Illustration depicting penile transplantation
Following the success of their upper extremity reconstructive transplants, faculty members began planning to transplant a penis—something that has been attempted only twice in the world. In particular, they were hoping to benefit soldiers injured by roadside bombs, who sometimes experience damage in pelvic areas not covered by traditional body armor, and who often sustain such extensive additional injuries that surgeons are hard-pressed to find the donor sites necessary for conventional penile reconstruction.
But the literature indicated that after a penis is sewn back on following a traumatic cut, the penis generally survives, but the skin dies. Enter resident physician Sami Tuffaha, whose untold hours studying the problem in the lab were rewarded by the discovery of a previously unknown blood vessel leading from the femoral artery to supply the shaft skin. “When there’s so much tissue, you need this vessel to make it work. No one knew this vessel even existed two and a half years ago,” says Richard Redett, director of the Pediatric Plastic and Reconstructive Surgery and Johns Hopkins Cleft Lip and Palate Center.

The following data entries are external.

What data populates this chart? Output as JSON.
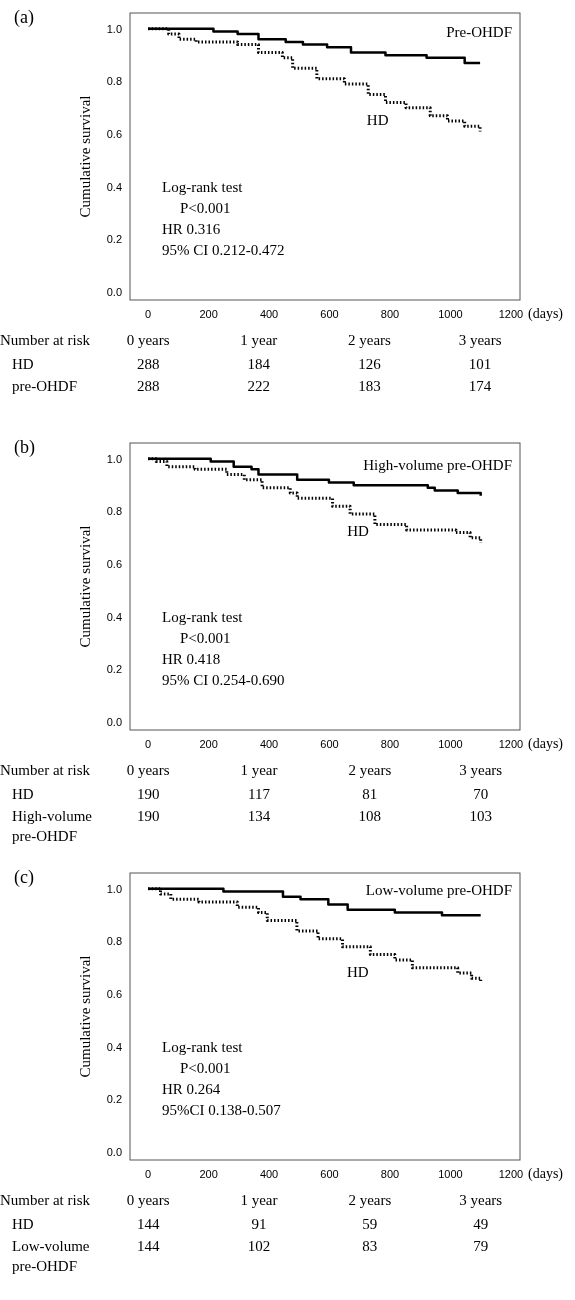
{
  "chart_data": [
    {
      "type": "step",
      "title": "(a)",
      "ylabel": "Cumulative survival",
      "xlabel": "(days)",
      "xlim": [
        -60,
        1230
      ],
      "ylim": [
        -0.03,
        1.06
      ],
      "xticks": [
        0,
        200,
        400,
        600,
        800,
        1000,
        1200
      ],
      "yticks": [
        {
          "value": 0,
          "label": "0.0"
        },
        {
          "value": 0.2,
          "label": "0.2"
        },
        {
          "value": 0.4,
          "label": "0.4"
        },
        {
          "value": 0.6,
          "label": "0.6"
        },
        {
          "value": 0.8,
          "label": "0.8"
        },
        {
          "value": 1,
          "label": "1.0"
        }
      ],
      "series": [
        {
          "name": "Pre-OHDF",
          "color": "#000000",
          "line_style": "solid",
          "x": [
            0,
            216,
            296,
            365,
            455,
            512,
            592,
            671,
            785,
            921,
            1047,
            1098
          ],
          "values": [
            1.0,
            0.99,
            0.98,
            0.96,
            0.95,
            0.94,
            0.93,
            0.91,
            0.9,
            0.89,
            0.87,
            0.87
          ]
        },
        {
          "name": "HD",
          "color": "#000000",
          "line_style": "dotted",
          "x": [
            0,
            68,
            102,
            159,
            296,
            365,
            444,
            478,
            558,
            649,
            728,
            785,
            853,
            933,
            990,
            1047,
            1098
          ],
          "values": [
            1.0,
            0.98,
            0.96,
            0.95,
            0.94,
            0.91,
            0.89,
            0.85,
            0.81,
            0.79,
            0.75,
            0.72,
            0.7,
            0.67,
            0.65,
            0.63,
            0.61
          ]
        }
      ],
      "annotations": [
        "Log-rank test",
        "P<0.001",
        "HR 0.316",
        "95% CI 0.212-0.472",
        "Number at risk",
        "0 years",
        "1 year",
        "2 years",
        "3 years",
        "HD",
        "288",
        "184",
        "126",
        "101",
        "pre-OHDF",
        "288",
        "222",
        "183",
        "174"
      ]
    },
    {
      "type": "step",
      "title": "(b)",
      "ylabel": "Cumulative survival",
      "xlabel": "(days)",
      "xlim": [
        -60,
        1230
      ],
      "ylim": [
        -0.03,
        1.06
      ],
      "xticks": [
        0,
        200,
        400,
        600,
        800,
        1000,
        1200
      ],
      "yticks": [
        {
          "value": 0,
          "label": "0.0"
        },
        {
          "value": 0.2,
          "label": "0.2"
        },
        {
          "value": 0.4,
          "label": "0.4"
        },
        {
          "value": 0.6,
          "label": "0.6"
        },
        {
          "value": 0.8,
          "label": "0.8"
        },
        {
          "value": 1,
          "label": "1.0"
        }
      ],
      "series": [
        {
          "name": "High-volume pre-OHDF",
          "color": "#000000",
          "line_style": "solid",
          "x": [
            0,
            132,
            207,
            283,
            342,
            365,
            493,
            598,
            680,
            925,
            948,
            1024,
            1100
          ],
          "values": [
            1.0,
            1.0,
            0.99,
            0.97,
            0.96,
            0.94,
            0.92,
            0.91,
            0.9,
            0.89,
            0.88,
            0.87,
            0.86
          ]
        },
        {
          "name": "HD",
          "color": "#000000",
          "line_style": "dotted",
          "x": [
            0,
            27,
            62,
            155,
            260,
            318,
            377,
            470,
            493,
            610,
            668,
            750,
            855,
            1018,
            1065,
            1100
          ],
          "values": [
            1.0,
            0.99,
            0.97,
            0.96,
            0.94,
            0.92,
            0.89,
            0.87,
            0.85,
            0.82,
            0.79,
            0.75,
            0.73,
            0.72,
            0.7,
            0.68
          ]
        }
      ],
      "annotations": [
        "Log-rank test",
        "P<0.001",
        "HR 0.418",
        "95% CI 0.254-0.690",
        "Number at risk",
        "0 years",
        "1 year",
        "2 years",
        "3 years",
        "HD",
        "190",
        "117",
        "81",
        "70",
        "High-volume pre-OHDF",
        "190",
        "134",
        "108",
        "103"
      ]
    },
    {
      "type": "step",
      "title": "(c)",
      "ylabel": "Cumulative survival",
      "xlabel": "(days)",
      "xlim": [
        -60,
        1230
      ],
      "ylim": [
        -0.03,
        1.06
      ],
      "xticks": [
        0,
        200,
        400,
        600,
        800,
        1000,
        1200
      ],
      "yticks": [
        {
          "value": 0,
          "label": "0.0"
        },
        {
          "value": 0.2,
          "label": "0.2"
        },
        {
          "value": 0.4,
          "label": "0.4"
        },
        {
          "value": 0.6,
          "label": "0.6"
        },
        {
          "value": 0.8,
          "label": "0.8"
        },
        {
          "value": 1,
          "label": "1.0"
        }
      ],
      "series": [
        {
          "name": "Low-volume pre-OHDF",
          "color": "#000000",
          "line_style": "solid",
          "x": [
            0,
            249,
            446,
            504,
            596,
            660,
            816,
            972,
            1100
          ],
          "values": [
            1.0,
            0.99,
            0.97,
            0.96,
            0.94,
            0.92,
            0.91,
            0.9,
            0.9
          ]
        },
        {
          "name": "HD",
          "color": "#000000",
          "line_style": "dotted",
          "x": [
            0,
            12,
            41,
            75,
            168,
            295,
            365,
            394,
            492,
            562,
            643,
            735,
            816,
            874,
            1024,
            1070,
            1100
          ],
          "values": [
            1.0,
            1.0,
            0.98,
            0.96,
            0.95,
            0.93,
            0.91,
            0.88,
            0.84,
            0.81,
            0.78,
            0.75,
            0.73,
            0.7,
            0.68,
            0.66,
            0.65
          ]
        }
      ],
      "annotations": [
        "Log-rank test",
        "P<0.001",
        "HR 0.264",
        "95%CI 0.138-0.507",
        "Number at risk",
        "0 years",
        "1 year",
        "2 years",
        "3 years",
        "HD",
        "144",
        "91",
        "59",
        "49",
        "Low-volume pre-OHDF",
        "144",
        "102",
        "83",
        "79"
      ]
    }
  ]
}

Armed with this new finding, Redett’s 15 years of experience doing complex urogenital reconstructions on children, the promise of minimal immunosuppression and perhaps the most experienced reconstructive transplant program in the country, faculty members have been practicing all the details of the procedure. With the collaboration of specialties, including urology, psychiatry and psychology, bioethics, and transplant immunology, the team hopes to complete the first penile transplant in the near future.
“You can only imagine the impact a penile amputation would have on a young man in his early 20s, who’s been serving overseas and returns from service to the civilian world and all prospects of a normal social and sexual life have been taken away from him,” says reconstructive surgeon Damon Cooney. “We want to do whatever we can to help him return to manhood and wholeness, and also urinary and sexual function.”